ESTUDOS DE LINGUAGEM NAS CIÊNCIAS HUMANAS

3 O DISCURSO NEOLIBERAL E A ESFERA JORNALÍSTICA

3.3 O DISCURSO NEOLIBERAL EM DIÁLOGO COM OS JORNAIS O ESTADO DE S PAULO (OESP), FOLHA DE S PAULO (FSP) E O GLOBO (OG)

3.3.1 O Estado de S Paulo e a tradicional defesa dos valores do discurso neoliberal Em termos ideológicos, segundo Fonseca (2001b), OESP é um veículo de

comunicação que percorreu um sinuoso caminho de um jornal secular que, por mecanismos diversos, utilizou-se da onda neoliberal para tentar estabelecer uma nova hegemonia, em que a esfera privada obtivesse a precedência em relação ao Estado e o capital sobre o trabalho. Secularmente, OESP caracteriza-se por defender posições liberais/conservadoras e tradicionalistas. Sua visão de mundo vincula a liberdade, sobretudo de mercado, com a defesa da ordem e da hierarquia social.

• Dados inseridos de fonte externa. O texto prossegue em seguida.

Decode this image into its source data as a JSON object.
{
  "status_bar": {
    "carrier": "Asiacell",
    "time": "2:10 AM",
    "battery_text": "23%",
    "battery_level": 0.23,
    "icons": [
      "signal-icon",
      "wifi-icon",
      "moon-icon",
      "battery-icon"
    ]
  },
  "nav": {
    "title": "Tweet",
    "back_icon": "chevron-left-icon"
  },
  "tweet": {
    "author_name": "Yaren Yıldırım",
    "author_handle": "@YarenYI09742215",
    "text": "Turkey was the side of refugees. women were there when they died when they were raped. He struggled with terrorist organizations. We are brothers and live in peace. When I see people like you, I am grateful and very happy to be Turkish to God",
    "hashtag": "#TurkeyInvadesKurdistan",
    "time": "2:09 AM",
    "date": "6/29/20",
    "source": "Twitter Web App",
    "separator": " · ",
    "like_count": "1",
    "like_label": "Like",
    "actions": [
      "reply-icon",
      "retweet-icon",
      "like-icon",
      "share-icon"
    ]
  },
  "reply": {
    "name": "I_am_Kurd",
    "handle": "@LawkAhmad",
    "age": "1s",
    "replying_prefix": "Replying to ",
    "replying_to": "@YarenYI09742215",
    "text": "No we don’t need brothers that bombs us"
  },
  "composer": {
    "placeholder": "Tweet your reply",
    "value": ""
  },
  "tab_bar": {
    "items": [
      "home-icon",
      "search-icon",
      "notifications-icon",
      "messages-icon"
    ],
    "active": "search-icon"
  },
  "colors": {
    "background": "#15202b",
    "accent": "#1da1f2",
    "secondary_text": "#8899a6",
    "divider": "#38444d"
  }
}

(...) OESP caracteriza-se por requerer uma economia liberal. Nesta, se não apoia o radical “Estado mínimo” (...) insiste dogmaticamente caber à iniciativa privada o papel de produzir riquezas. Ao Estado caberia por um lado uma postura suplementar no que diz respeito ao seu papel como agente econômico e, por outro lado e de suma importância, acreditamos, uma atuação pragmática. (FONSECA, 2001b, p. 100).

Ainda segundo Fonseca (2001b), OESP promove discursos que propõem uma luta incansável contra o Estado intervencionista, apontando seus principais problemas, entre eles: os gastos excessivos da máquina pública; a contraposição entre os setores público e privado, em que este último seria fortemente sufocado pelas atividades estatais; e a burocracia, através de seus inúmeros tentáculos, sobretudo o funcionalismo. Para OESP, os grandes males da economia e da sociedade brasileiras não teriam sido superados: o excesso de estatização, a proteção ao empresariado nacional, o poder e a extensão da burocracia e a pusilanimidade da autoridade pública (FONSECA, 2001b). Entre o conjunto de valores críticos à ação do Estado defendidos pelo jornal OESP destacam-se:

a) separação entre sociedade e Estado; b) proteção dos indivíduos perante o aparato estatal; c) valorização do Estado como árbitro do cumprimento de contratos; d) precedência da iniciativa privada em relação ao Estado; e) necessidade de previsibilidade na gestão monetária; f) maior possibilidade de aplicação do monetarismo ortodoxo; (...). (FONSECA, 2001b, p.101).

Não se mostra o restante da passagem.